Although Carroll wrote in 2001 and Berry wrote the essays quoted above a little later, they presaged the Encyclical Letter Laudato Si’ of the Holy Father Francis. Francis called on every person living on Earth to recognize and acknowledge individual complicity in the degradation of the world. He called attention to the pollution and waste derived from a throwaway culture; he decried the lack of safe drinking water in parts of the world; he noted the extensive loss of biodiversity; and he recognized the deterioration of the quality of human life. In noting the extensive poverty that caused poor people to suffer the most from environmental destruction, Francis complained that the only solutions people in developed countries offered was birth control to reduce the population. In the end, Pope Francis called on all people to take charge of the planet and, in union with all creatures, seek ways to rectify the wrongs they committed.

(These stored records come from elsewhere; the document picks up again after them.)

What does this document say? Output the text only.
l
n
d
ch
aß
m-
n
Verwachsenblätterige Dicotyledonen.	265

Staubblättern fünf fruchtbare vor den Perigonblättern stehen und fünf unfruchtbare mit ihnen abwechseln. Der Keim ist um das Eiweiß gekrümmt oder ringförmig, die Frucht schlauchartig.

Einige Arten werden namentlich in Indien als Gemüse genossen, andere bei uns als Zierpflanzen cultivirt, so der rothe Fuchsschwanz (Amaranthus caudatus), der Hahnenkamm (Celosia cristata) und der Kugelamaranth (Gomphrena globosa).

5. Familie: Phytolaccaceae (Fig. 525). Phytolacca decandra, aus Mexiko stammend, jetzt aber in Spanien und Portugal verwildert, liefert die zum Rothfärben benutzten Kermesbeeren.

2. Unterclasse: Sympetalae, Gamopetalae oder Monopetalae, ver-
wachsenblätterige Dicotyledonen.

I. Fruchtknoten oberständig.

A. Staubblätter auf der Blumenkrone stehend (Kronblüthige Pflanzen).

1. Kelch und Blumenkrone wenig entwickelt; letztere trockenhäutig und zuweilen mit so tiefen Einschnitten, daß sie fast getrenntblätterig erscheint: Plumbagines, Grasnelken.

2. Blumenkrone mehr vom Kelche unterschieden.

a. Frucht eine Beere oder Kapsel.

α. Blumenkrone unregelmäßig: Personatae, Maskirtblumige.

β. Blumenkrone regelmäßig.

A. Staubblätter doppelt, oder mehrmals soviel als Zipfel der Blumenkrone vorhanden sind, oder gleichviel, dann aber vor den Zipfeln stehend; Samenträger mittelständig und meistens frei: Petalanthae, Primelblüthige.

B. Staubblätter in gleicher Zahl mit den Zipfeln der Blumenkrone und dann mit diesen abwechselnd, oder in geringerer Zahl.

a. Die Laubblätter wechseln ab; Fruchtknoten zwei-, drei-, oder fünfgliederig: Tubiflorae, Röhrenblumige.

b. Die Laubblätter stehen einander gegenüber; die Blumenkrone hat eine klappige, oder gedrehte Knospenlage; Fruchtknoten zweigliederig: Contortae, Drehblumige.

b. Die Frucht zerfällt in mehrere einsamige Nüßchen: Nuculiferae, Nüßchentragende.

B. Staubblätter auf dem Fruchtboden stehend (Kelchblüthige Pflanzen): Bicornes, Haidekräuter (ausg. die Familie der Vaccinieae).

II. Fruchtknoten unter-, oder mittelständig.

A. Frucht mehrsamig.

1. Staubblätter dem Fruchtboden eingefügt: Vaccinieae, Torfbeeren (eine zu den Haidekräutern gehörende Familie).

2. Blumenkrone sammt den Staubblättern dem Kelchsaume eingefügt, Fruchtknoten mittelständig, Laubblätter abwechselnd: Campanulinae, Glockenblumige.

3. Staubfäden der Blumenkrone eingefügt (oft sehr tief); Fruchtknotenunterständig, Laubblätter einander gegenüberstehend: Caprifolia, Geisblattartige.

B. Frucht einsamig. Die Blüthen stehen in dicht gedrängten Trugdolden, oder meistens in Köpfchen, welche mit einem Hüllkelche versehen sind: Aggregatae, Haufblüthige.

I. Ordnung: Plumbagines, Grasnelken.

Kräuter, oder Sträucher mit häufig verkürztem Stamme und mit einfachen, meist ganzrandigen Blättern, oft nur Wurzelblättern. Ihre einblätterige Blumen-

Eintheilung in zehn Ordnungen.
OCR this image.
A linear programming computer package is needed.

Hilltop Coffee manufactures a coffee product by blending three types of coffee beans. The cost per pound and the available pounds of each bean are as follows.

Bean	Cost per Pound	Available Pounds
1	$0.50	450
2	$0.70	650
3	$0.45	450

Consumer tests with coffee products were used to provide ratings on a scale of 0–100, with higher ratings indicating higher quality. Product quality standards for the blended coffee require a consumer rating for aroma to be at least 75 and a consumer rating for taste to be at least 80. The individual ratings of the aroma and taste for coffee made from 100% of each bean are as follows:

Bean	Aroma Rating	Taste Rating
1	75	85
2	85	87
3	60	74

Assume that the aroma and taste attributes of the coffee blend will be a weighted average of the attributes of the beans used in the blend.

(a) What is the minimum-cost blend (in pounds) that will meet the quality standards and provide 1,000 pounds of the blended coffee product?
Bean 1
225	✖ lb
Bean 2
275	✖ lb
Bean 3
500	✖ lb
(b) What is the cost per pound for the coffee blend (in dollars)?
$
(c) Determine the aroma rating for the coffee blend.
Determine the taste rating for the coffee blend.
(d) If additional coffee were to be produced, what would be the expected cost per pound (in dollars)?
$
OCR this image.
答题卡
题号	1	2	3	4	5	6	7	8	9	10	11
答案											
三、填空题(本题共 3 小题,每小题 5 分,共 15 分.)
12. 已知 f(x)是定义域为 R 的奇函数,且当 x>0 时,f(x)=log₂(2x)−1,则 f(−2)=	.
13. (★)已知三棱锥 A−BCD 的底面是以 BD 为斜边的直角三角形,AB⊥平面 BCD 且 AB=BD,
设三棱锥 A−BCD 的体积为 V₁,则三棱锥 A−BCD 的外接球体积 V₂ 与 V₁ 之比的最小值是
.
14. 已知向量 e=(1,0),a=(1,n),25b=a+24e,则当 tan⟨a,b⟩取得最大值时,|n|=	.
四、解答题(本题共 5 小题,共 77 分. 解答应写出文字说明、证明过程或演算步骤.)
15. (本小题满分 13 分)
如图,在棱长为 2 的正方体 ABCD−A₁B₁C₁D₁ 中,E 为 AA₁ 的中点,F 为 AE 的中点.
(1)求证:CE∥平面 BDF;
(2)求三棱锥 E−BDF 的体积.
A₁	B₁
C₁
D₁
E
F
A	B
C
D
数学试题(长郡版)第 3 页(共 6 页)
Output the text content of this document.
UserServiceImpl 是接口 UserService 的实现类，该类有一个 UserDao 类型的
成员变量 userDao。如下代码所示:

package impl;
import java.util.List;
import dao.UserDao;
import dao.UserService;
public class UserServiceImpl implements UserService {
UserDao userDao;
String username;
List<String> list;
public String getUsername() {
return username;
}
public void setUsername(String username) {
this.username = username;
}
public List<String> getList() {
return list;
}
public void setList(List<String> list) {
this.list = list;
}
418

Since the presence or absence of rational thought can affect whether people view animals as deserving moral concern, resources on nonhuman animals’ potential for thinking and feeling are an important component of the literature on environmental education. Carl Safina’s Beyond Words: What Animals Think and Feel is an account of Safina’s travels around the world to observe animals in different places. Safina found that the animals he watched lived their lives, shared their concerns with each other, and met the challenges in the same ways that humans do. He concluded that all life is one.